Comment by lesuorac
5 days ago
At what point could FireFox had just invested the money from Google into the SP500 and then just ran the company off of passive income?
Like for 150M$ I bet you could fund browser development for at least a decade and that was just 1 year of income. (of course also burn the entire $150M).
Not sure that's a realistic assessment of the cost of developing a browser. Mozilla gives Software Development exp names as by far the single largest expense at 260M$ in 2023. According to DuckAI 700 out of 750 Mozilla Co employees work on Firefox.
I am sympathetic to the idea that a global remote team, that doesn't pay Silicon Valley salaries could get this done cheaper, and thus would be a better candidate for such an Invest and live on interests approach but 15M$ budget seems infeasible.
Reading directly from the 2023 financial report: Revenues were 653M, Software Dev was 260M and change in net assets was 142M, so 402/653 is spent on the core activities you favour (and that is ignoring that you do need a legal and HR department, and some management, and some marketing if you don't want Firefox market share to fall further).
> so 402/653 is spent on the core activities you favour
I don't think that's correct. IIUC, Software Dev was 260M for Mozilla + Mozilla Corporation + Mozilla Foundation + MZLA Technologies Corp. + Mozilla Ventures + Mozilla.ai. With large increase of 40M from 2023 to 2022 so I'd bet a good chunk of that is going to Mozilla.ai knowing how the rest of the corporate world is acting right now.

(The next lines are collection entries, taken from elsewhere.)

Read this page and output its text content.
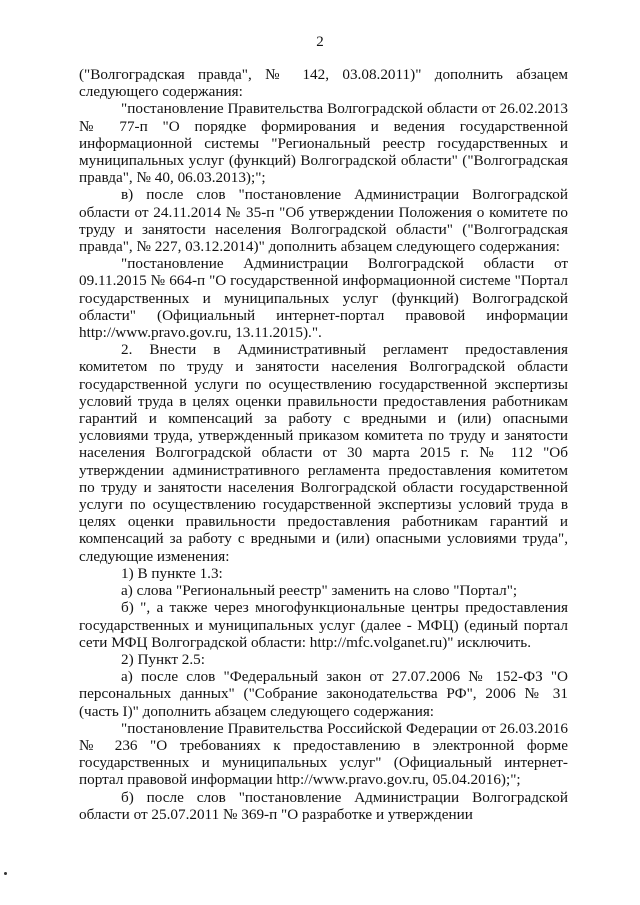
2

("Волгоградская правда", № 142, 03.08.2011)" дополнить абзацем следующего содержания:

"постановление Правительства Волгоградской области от 26.02.2013 № 77-п "О порядке формирования и ведения государственной информационной системы "Региональный реестр государственных и муниципальных услуг (функций) Волгоградской области" ("Волгоградская правда", № 40, 06.03.2013);";

в) после слов "постановление Администрации Волгоградской области от 24.11.2014 № 35-п "Об утверждении Положения о комитете по труду и занятости населения Волгоградской области" ("Волгоградская правда", № 227, 03.12.2014)" дополнить абзацем следующего содержания:

"постановление Администрации Волгоградской области от 09.11.2015 № 664-п "О государственной информационной системе "Портал государственных и муниципальных услуг (функций) Волгоградской области" (Официальный интернет-портал правовой информации http://www.pravo.gov.ru, 13.11.2015).".

2. Внести в Административный регламент предоставления комитетом по труду и занятости населения Волгоградской области государственной услуги по осуществлению государственной экспертизы условий труда в целях оценки правильности предоставления работникам гарантий и компенсаций за работу с вредными и (или) опасными условиями труда, утвержденный приказом комитета по труду и занятости населения Волгоградской области от 30 марта 2015 г. № 112 "Об утверждении административного регламента предоставления комитетом по труду и занятости населения Волгоградской области государственной услуги по осуществлению государственной экспертизы условий труда в целях оценки правильности предоставления работникам гарантий и компенсаций за работу с вредными и (или) опасными условиями труда", следующие изменения:

1) В пункте 1.3:

а) слова "Региональный реестр" заменить на слово "Портал";

б) ", а также через многофункциональные центры предоставления государственных и муниципальных услуг (далее - МФЦ) (единый портал сети МФЦ Волгоградской области: http://mfc.volganet.ru)" исключить.

2) Пункт 2.5:

а) после слов "Федеральный закон от 27.07.2006 № 152-ФЗ "О персональных данных" ("Собрание законодательства РФ", 2006 № 31 (часть I)" дополнить абзацем следующего содержания:

"постановление Правительства Российской Федерации от 26.03.2016 № 236 "О требованиях к предоставлению в электронной форме государственных и муниципальных услуг" (Официальный интернет-портал правовой информации http://www.pravo.gov.ru, 05.04.2016);";

б) после слов "постановление Администрации Волгоградской области от 25.07.2011 № 369-п "О разработке и утверждении
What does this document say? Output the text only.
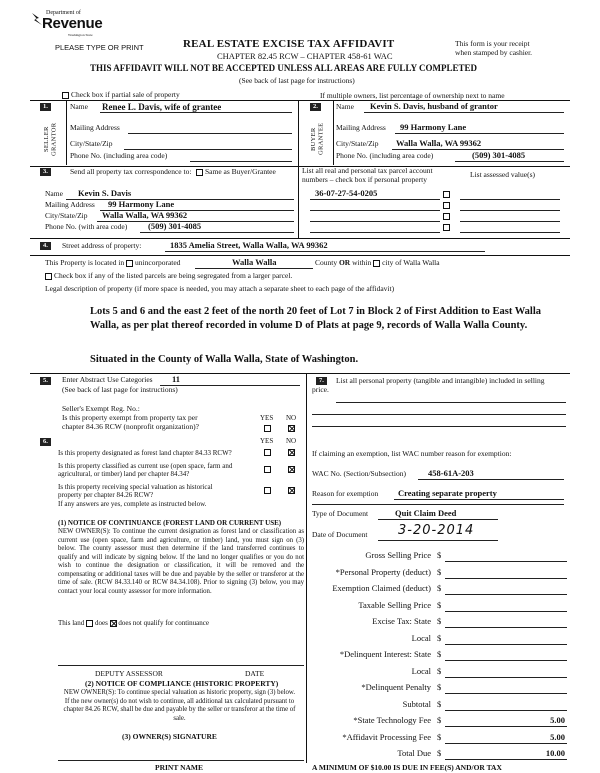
Department of
Revenue
Washington State
PLEASE TYPE OR PRINT	REAL ESTATE EXCISE TAX AFFIDAVIT
CHAPTER 82.45 RCW – CHAPTER 458-61 WAC
This form is your receipt
when stamped by cashier.
THIS AFFIDAVIT WILL NOT BE ACCEPTED UNLESS ALL AREAS ARE FULLY COMPLETED
(See back of last page for instructions)
Check box if partial sale of property	If multiple owners, list percentage of ownership next to name
1.
SELLER GRANTOR
Name Renee L. Davis, wife of grantee
Mailing Address
City/State/Zip
Phone No. (including area code)
2.
BUYER GRANTEE
Name Kevin S. Davis, husband of grantor
Mailing Address 99 Harmony Lane
City/State/Zip Walla Walla, WA 99362
Phone No. (including area code)	(509) 301-4085
3.	Send all property tax correspondence to:	Same as Buyer/Grantee	List all real and personal tax parcel account
numbers – check box if personal property
List assessed value(s)
Name Kevin S. Davis
Mailing Address 99 Harmony Lane
City/State/Zip Walla Walla, WA 99362
Phone No. (with area code) (509) 301-4085
36-07-27-54-0205
4.	Street address of property:	1835 Amelia Street, Walla Walla, WA 99362
This Property is located in unincorporated	Walla Walla	County OR within city of Walla Walla
Check box if any of the listed parcels are being segregated from a larger parcel.
Legal description of property (if more space is needed, you may attach a separate sheet to each page of the affidavit)
Lots 5 and 6 and the east 2 feet of the north 20 feet of Lot 7 in Block 2 of First Addition to East Walla Walla, as per plat thereof recorded in volume D of Plats at page 9, records of Walla Walla County.
Situated in the County of Walla Walla, State of Washington.
5.	Enter Abstract Use Categories 11
(See back of last page for instructions)
Seller's Exempt Reg. No.:
Is this property exempt from property tax per
chapter 84.36 RCW (nonprofit organization)?
YES NO
6.	YES NO
Is this property designated as forest land chapter 84.33 RCW?
Is this property classified as current use (open space, farm and
agricultural, or timber) land per chapter 84.34?
Is this property receiving special valuation as historical
property per chapter 84.26 RCW?
If any answers are yes, complete as instructed below.
(1) NOTICE OF CONTINUANCE (FOREST LAND OR CURRENT USE)
NEW OWNER(S): To continue the current designation as forest land or classification as current use (open space, farm and agriculture, or timber) land, you must sign on (3) below. The county assessor must then determine if the land transferred continues to qualify and will indicate by signing below. If the land no longer qualifies or you do not wish to continue the designation or classification, it will be removed and the compensating or additional taxes will be due and payable by the seller or transferor at the time of sale. (RCW 84.33.140 or RCW 84.34.108). Prior to signing (3) below, you may contact your local county assessor for more information.
This land does does not qualify for continuance
DEPUTY ASSESSOR	DATE
(2) NOTICE OF COMPLIANCE (HISTORIC PROPERTY)
NEW OWNER(S): To continue special valuation as historic property, sign (3) below. If the new owner(s) do not wish to continue, all additional tax calculated pursuant to chapter 84.26 RCW, shall be due and payable by the seller or transferor at the time of sale.
(3) OWNER(S) SIGNATURE
PRINT NAME
7.	List all personal property (tangible and intangible) included in selling
price.
If claiming an exemption, list WAC number reason for exemption:
WAC No. (Section/Subsection)	458-61A-203
Reason for exemption Creating separate property
Type of Document	Quit Claim Deed
Date of Document 3-20-2014
Gross Selling Price $
*Personal Property (deduct) $
Exemption Claimed (deduct) $
Taxable Selling Price $
Excise Tax: State $
Local $
*Delinquent Interest: State $
Local $
*Delinquent Penalty $
Subtotal $
*State Technology Fee $	5.00
*Affidavit Processing Fee $	5.00
Total Due $	10.00
A MINIMUM OF $10.00 IS DUE IN FEE(S) AND/OR TAX
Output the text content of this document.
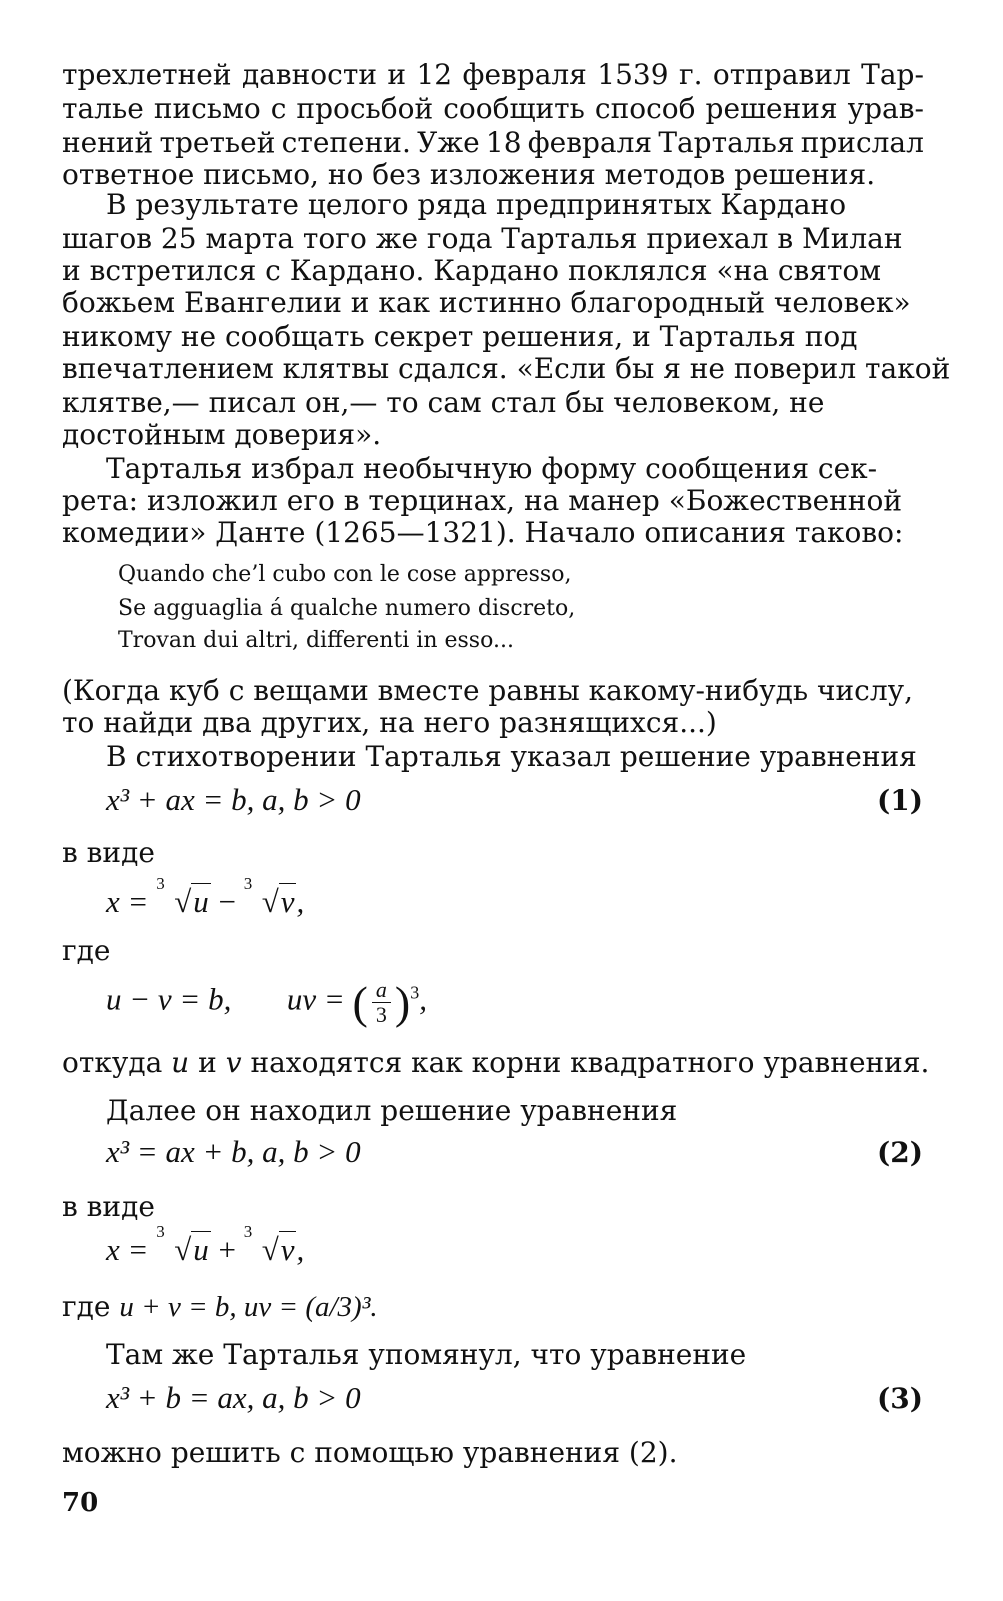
трехлетней давности и 12 февраля 1539 г. отправил Тар-
талье письмо с просьбой сообщить способ решения урав-
нений третьей степени. Уже 18 февраля Тарталья прислал
ответное письмо, но без изложения методов решения.
В результате целого ряда предпринятых Кардано
шагов 25 марта того же года Тарталья приехал в Милан
и встретился с Кардано. Кардано поклялся «на святом
божьем Евангелии и как истинно благородный человек»
никому не сообщать секрет решения, и Тарталья под
впечатлением клятвы сдался. «Если бы я не поверил такой
клятве,— писал он,— то сам стал бы человеком, не
достойным доверия».
Тарталья избрал необычную форму сообщения сек-
рета: изложил его в терцинах, на манер «Божественной
комедии» Данте (1265—1321). Начало описания таково:
Quando che’l cubo con le cose appresso,
Se agguaglia á qualche numero discreto,
Trovan dui altri, differenti in esso...
(Когда куб с вещами вместе равны какому-нибудь числу,
то найди два других, на него разнящихся...)
В стихотворении Тарталья указал решение уравнения
x³ + ax = b, a, b > 0	(1)
в виде
x =
3
√u −
3
√v,
где
u − v = b, uv = ( $\frac{a}{3} )^3$,
откуда u и v находятся как корни квадратного уравнения.
Далее он находил решение уравнения
x³ = ax + b, a, b > 0	(2)
в виде
x =
3
√u +
3
√v,
где u + v = b, uv = (a/3)³.
Там же Тарталья упомянул, что уравнение
x³ + b = ax, a, b > 0	(3)
можно решить с помощью уравнения (2).
70
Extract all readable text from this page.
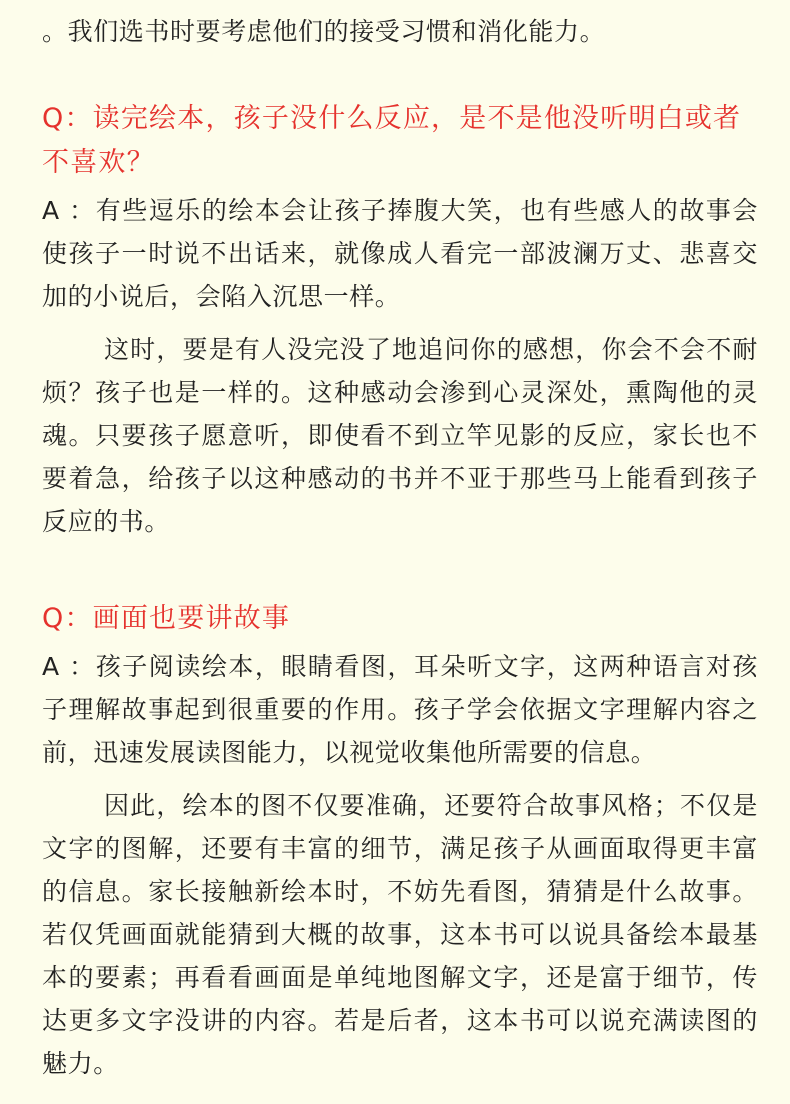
。我们选书时要考虑他们的接受习惯和消化能力。

Q：读完绘本，孩子没什么反应，是不是他没听明白或者不喜欢？

A ：有些逗乐的绘本会让孩子捧腹大笑，也有些感人的故事会使孩子一时说不出话来，就像成人看完一部波澜万丈、悲喜交加的小说后，会陷入沉思一样。

这时，要是有人没完没了地追问你的感想，你会不会不耐烦？孩子也是一样的。这种感动会渗到心灵深处，熏陶他的灵魂。只要孩子愿意听，即使看不到立竿见影的反应，家长也不要着急，给孩子以这种感动的书并不亚于那些马上能看到孩子反应的书。

Q：画面也要讲故事

A ：孩子阅读绘本，眼睛看图，耳朵听文字，这两种语言对孩子理解故事起到很重要的作用。孩子学会依据文字理解内容之前，迅速发展读图能力，以视觉收集他所需要的信息。

因此，绘本的图不仅要准确，还要符合故事风格；不仅是文字的图解，还要有丰富的细节，满足孩子从画面取得更丰富的信息。家长接触新绘本时，不妨先看图，猜猜是什么故事。若仅凭画面就能猜到大概的故事，这本书可以说具备绘本最基本的要素；再看看画面是单纯地图解文字，还是富于细节，传达更多文字没讲的内容。若是后者，这本书可以说充满读图的魅力。
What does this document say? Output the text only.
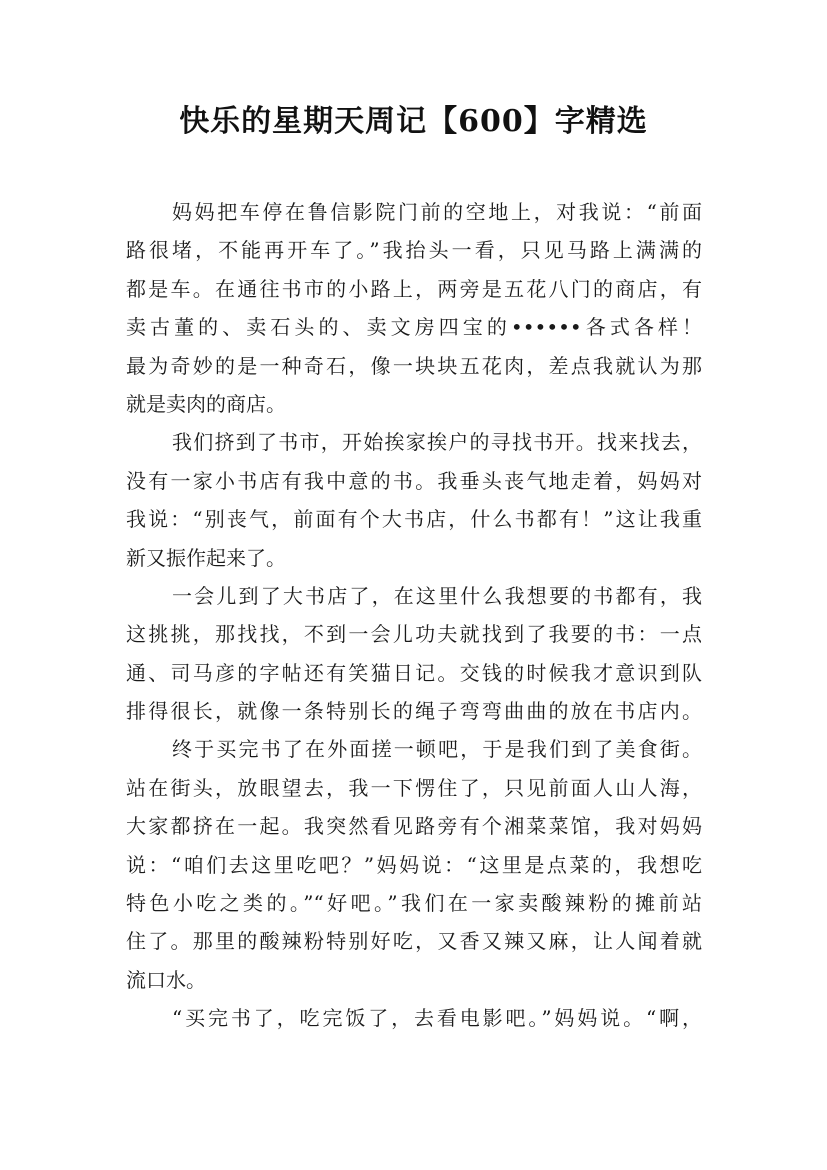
快乐的星期天周记【600】字精选
妈妈把车停在鲁信影院门前的空地上，对我说：“前面
路很堵，不能再开车了。”我抬头一看，只见马路上满满的
都是车。在通往书市的小路上，两旁是五花八门的商店，有
卖古董的、卖石头的、卖文房四宝的••••••各式各样！
最为奇妙的是一种奇石，像一块块五花肉，差点我就认为那
就是卖肉的商店。
我们挤到了书市，开始挨家挨户的寻找书开。找来找去，
没有一家小书店有我中意的书。我垂头丧气地走着，妈妈对
我说：“别丧气，前面有个大书店，什么书都有！”这让我重
新又振作起来了。
一会儿到了大书店了，在这里什么我想要的书都有，我
这挑挑，那找找，不到一会儿功夫就找到了我要的书：一点
通、司马彦的字帖还有笑猫日记。交钱的时候我才意识到队
排得很长，就像一条特别长的绳子弯弯曲曲的放在书店内。
终于买完书了在外面搓一顿吧，于是我们到了美食街。
站在街头，放眼望去，我一下愣住了，只见前面人山人海，
大家都挤在一起。我突然看见路旁有个湘菜菜馆，我对妈妈
说：“咱们去这里吃吧？”妈妈说：“这里是点菜的，我想吃
特色小吃之类的。”“好吧。”我们在一家卖酸辣粉的摊前站
住了。那里的酸辣粉特别好吃，又香又辣又麻，让人闻着就
流口水。
“买完书了，吃完饭了，去看电影吧。”妈妈说。“啊，
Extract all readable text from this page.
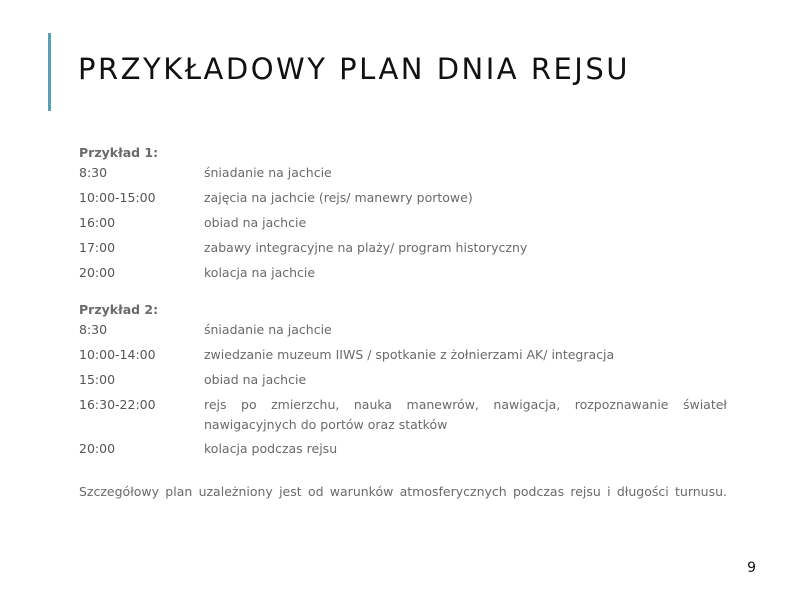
PRZYKŁADOWY PLAN DNIA REJSU
Przykład 1:
8:30	śniadanie na jachcie
10:00-15:00	zajęcia na jachcie (rejs/ manewry portowe)
16:00	obiad na jachcie
17:00	zabawy integracyjne na plaży/ program historyczny
20:00	kolacja na jachcie
Przykład 2:
8:30	śniadanie na jachcie
10:00-14:00	zwiedzanie muzeum IIWS / spotkanie z żołnierzami AK/ integracja
15:00	obiad na jachcie
16:30-22:00	rejs po zmierzchu, nauka manewrów, nawigacja, rozpoznawanie świateł nawigacyjnych do portów oraz statków
20:00	kolacja podczas rejsu
Szczegółowy plan uzależniony jest od warunków atmosferycznych podczas rejsu i długości turnusu.
9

Like the Chrome Mobile team is 40 people [1]. I can't image that web + support is going to more than 4x that so you get to ~160 people which at 300k a head is 48 million. I don't see how out of the 6 organizations that 93% (700/750) of the employees are working on FireFox and not a different thing.
48 million just in salaries against the $494 million that Google gave Mozilla in 2023 just seems like it should be extremely possible to save at least half of it. Sure, we've gone beyond the initial ~$150M but for all (?) of Mozilla's life the payments from Google have covered software development [3] and for Safari the payments were in the billions so if Mozilla focused on making a better browser with higher market share their payments would go up as well.
[1]: https://mdwdotla.medium.com/some-thoughts-on-running-success...
[2]: https://assets.mozilla.net/annualreport/2024/mozilla-fdn-202...
[3]: https://en.wikipedia.org/wiki/Mozilla_Corporation#Finances
So one of several teams working on Chrome Mobile (so not the rendering engine, JavaScript engine, etc...) was 40+ people. That tells us nothing about the size of the overall Chrome team.
I have seen comments on HackerNews that estimated 1000-4000 people working on Chrome at Google, but without a sound basis. Chromium had ~800 individuals author a commit, that's probably as close as we can get to actual hard facts.
The Platform Division which includes Chrome was 20.000+ but it's pure guesswork to break out numbers for Chrome for that.
Honestly my prior is that the vast majority of software dev work at Moz goes towards Firefox, I don't see any evidence to the contrary, including in terms of products released/developed. A modern browser is an enormously complex engineering feat, nothing else Moz releases is in that ballpark.
I guess bottom line is that we don't really know the exact breakdown.